In 2017, Mr Balloul was the Commander of the Air Force and Air Defence.
In this capacity, he was directly in charge of all matters relating to the Syrian Air Force and was responsible for all air raids taking place in Syria, particularly in the Deraa region between 7 and 23 June 2017.
The orders he received were directly emitted by the Commander in Chief, the Minister of Defence, the Chief of Staff of the Armed Forces, or their representative.
He then passed his orders to the executing authority, either through the chain of command to the Chief of Staff of the Air Force or through the division or brigade commander in charge of the execution.
When he was assigned a mission, Ahmad Balloul specified the target, the combat ammunition to be used, the time frame for carrying out the mission and the route to be followed.

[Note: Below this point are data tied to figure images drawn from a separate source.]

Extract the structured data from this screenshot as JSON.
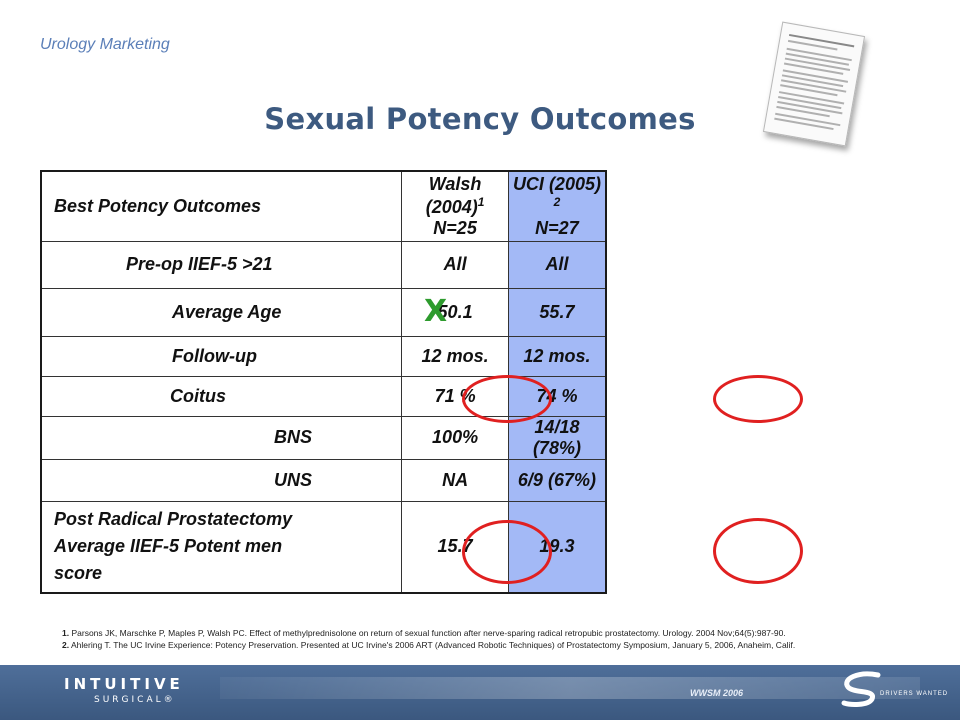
{
  "header": {
    "brand": "Urology Marketing",
    "title": "Sexual Potency Outcomes"
  },
  "table": {
    "col1_header": "Best Potency Outcomes",
    "walsh_header": "Walsh (2004)",
    "walsh_sup": "1",
    "walsh_n": "N=25",
    "uci_header": "UCI (2005)",
    "uci_sup": "2",
    "uci_n": "N=27",
    "rows": [
      {
        "label": "Pre-op IIEF-5 >21",
        "walsh": "All",
        "uci": "All"
      },
      {
        "label": "Average Age",
        "walsh": "50.1",
        "uci": "55.7"
      },
      {
        "label": "Follow-up",
        "walsh": "12 mos.",
        "uci": "12 mos."
      },
      {
        "label": "Coitus",
        "walsh": "71 %",
        "uci": "74 %"
      },
      {
        "label": "BNS",
        "walsh": "100%",
        "uci": "14/18 (78%)"
      },
      {
        "label": "UNS",
        "walsh": "NA",
        "uci": "6/9 (67%)"
      }
    ],
    "last_row": {
      "label_line1": "Post Radical Prostatectomy",
      "label_line2": "Average IIEF-5 Potent men",
      "label_line3": "score",
      "walsh": "15.7",
      "uci": "19.3"
    }
  },
  "annotation": {
    "x_mark": "X"
  },
  "references": {
    "ref1_num": "1.",
    "ref1_text": "Parsons JK, Marschke P, Maples P, Walsh PC. Effect of methylprednisolone on return of sexual function after nerve-sparing radical retropubic prostatectomy. Urology. 2004 Nov;64(5):987-90.",
    "ref2_num": "2.",
    "ref2_text": "Ahlering T. The UC Irvine Experience: Potency Preservation. Presented at UC Irvine's 2006 ART (Advanced Robotic Techniques) of Prostatectomy Symposium, January 5, 2006, Anaheim, Calif."
  },
  "footer": {
    "logo_main": "INTUITIVE",
    "logo_sub": "SURGICAL®",
    "event": "WWSM 2006",
    "tagline": "DRIVERS WANTED"
  },
  "colors": {
    "accent_blue": "#3d5a80",
    "uci_column": "#a3b9f6",
    "circle_red": "#e02020",
    "x_green": "#2e9b2e",
    "footer_bg": "#4f6f9a"
  }
}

Mr Balloul retired from his position on 23 October 2020.
- Brigadier Ali Safetli – Commander of the 64th Helicopter Brigade and Commander of the Bley airport
In 2017, Mr Ali Safetli was the highest-ranking commander of the 64th Helicopter Brigade. He was responsible for the execution of combat operations and for all the equipment of his brigade.
He received his combat orders from the Air Force Commander himself and then, together with his Chief of Staff, assigned their missions to the squadron leaders and line pilots. The combat orders included: the type of mission and its location, the type of target, the ammunition and the aircraft used to carry out the mission.
Mr Ali Safetli was also the commander of Bley airport. As such, he was responsible for all the equipment at the airport (aircraft, pilots, technical officers, combat equipment and airport rotations).
Mr Safetli is currently the commander of a control center (the Southern Unified Center) at the rank of major general.
They are the subject of international arrest warrants for complicity in war crimes (intentionally
directing attacks against the civilian population and murder of a person protected by
international humanitarian law).
Why is this development important?
These international arrest warrants constitute a key milestone towards breaking the impunity for crimes committed by the Syrian regime. Indeed, it is the first time high Syrian army officials are indicted for war crimes arising from a military operation directed against civilians. Moreover, this case is emblematic of the use of barrel bombs and other “dirty weapons” by the Syrian regime, causing devastating damages to the population.
By targeting senior regime figures, and more particularly the very top of the regime hierarchy, it is made clear that perpetrators – whatever their level of seniority – cannot escape justice.
The French justice system has drawn attention to the responsibility of these four individuals and their role in war crimes perpetrated against the Syrian people. Without access to the ICC, transitional justice or a hybrid court, as things stand, this decision sends a strong signal that extraterritorial justice has an essential role to play in pursuing those responsible for the gravest crimes perpetrated against civilians in Syria since March 2011.
It also demonstrates that these investigations are possible and can lead to concrete results, thanks to the extensive documentation work undertaken by Syrian activists since 2011 and the immense courage of victims and witnesses who share their testimonies.
What are the implications of the international arrest warrants and what happens next?
All four suspects should no longer enjoy impunity for the crimes they have committed and their place in Syria’s future should be called into question.
The international arrest warrants will prevent the four suspects from travelling abroad freely. If they do, they could be arrested and extradited to French territory.
In terms of the criminal case in France, even if the international arrest warrants are not executed, the investigative judges could nevertheless consider closing the investigation and sending the case to trial. The suspects would have the right to be represented by a lawyer for the duration of the trial, even if they themselves are not physically present in court.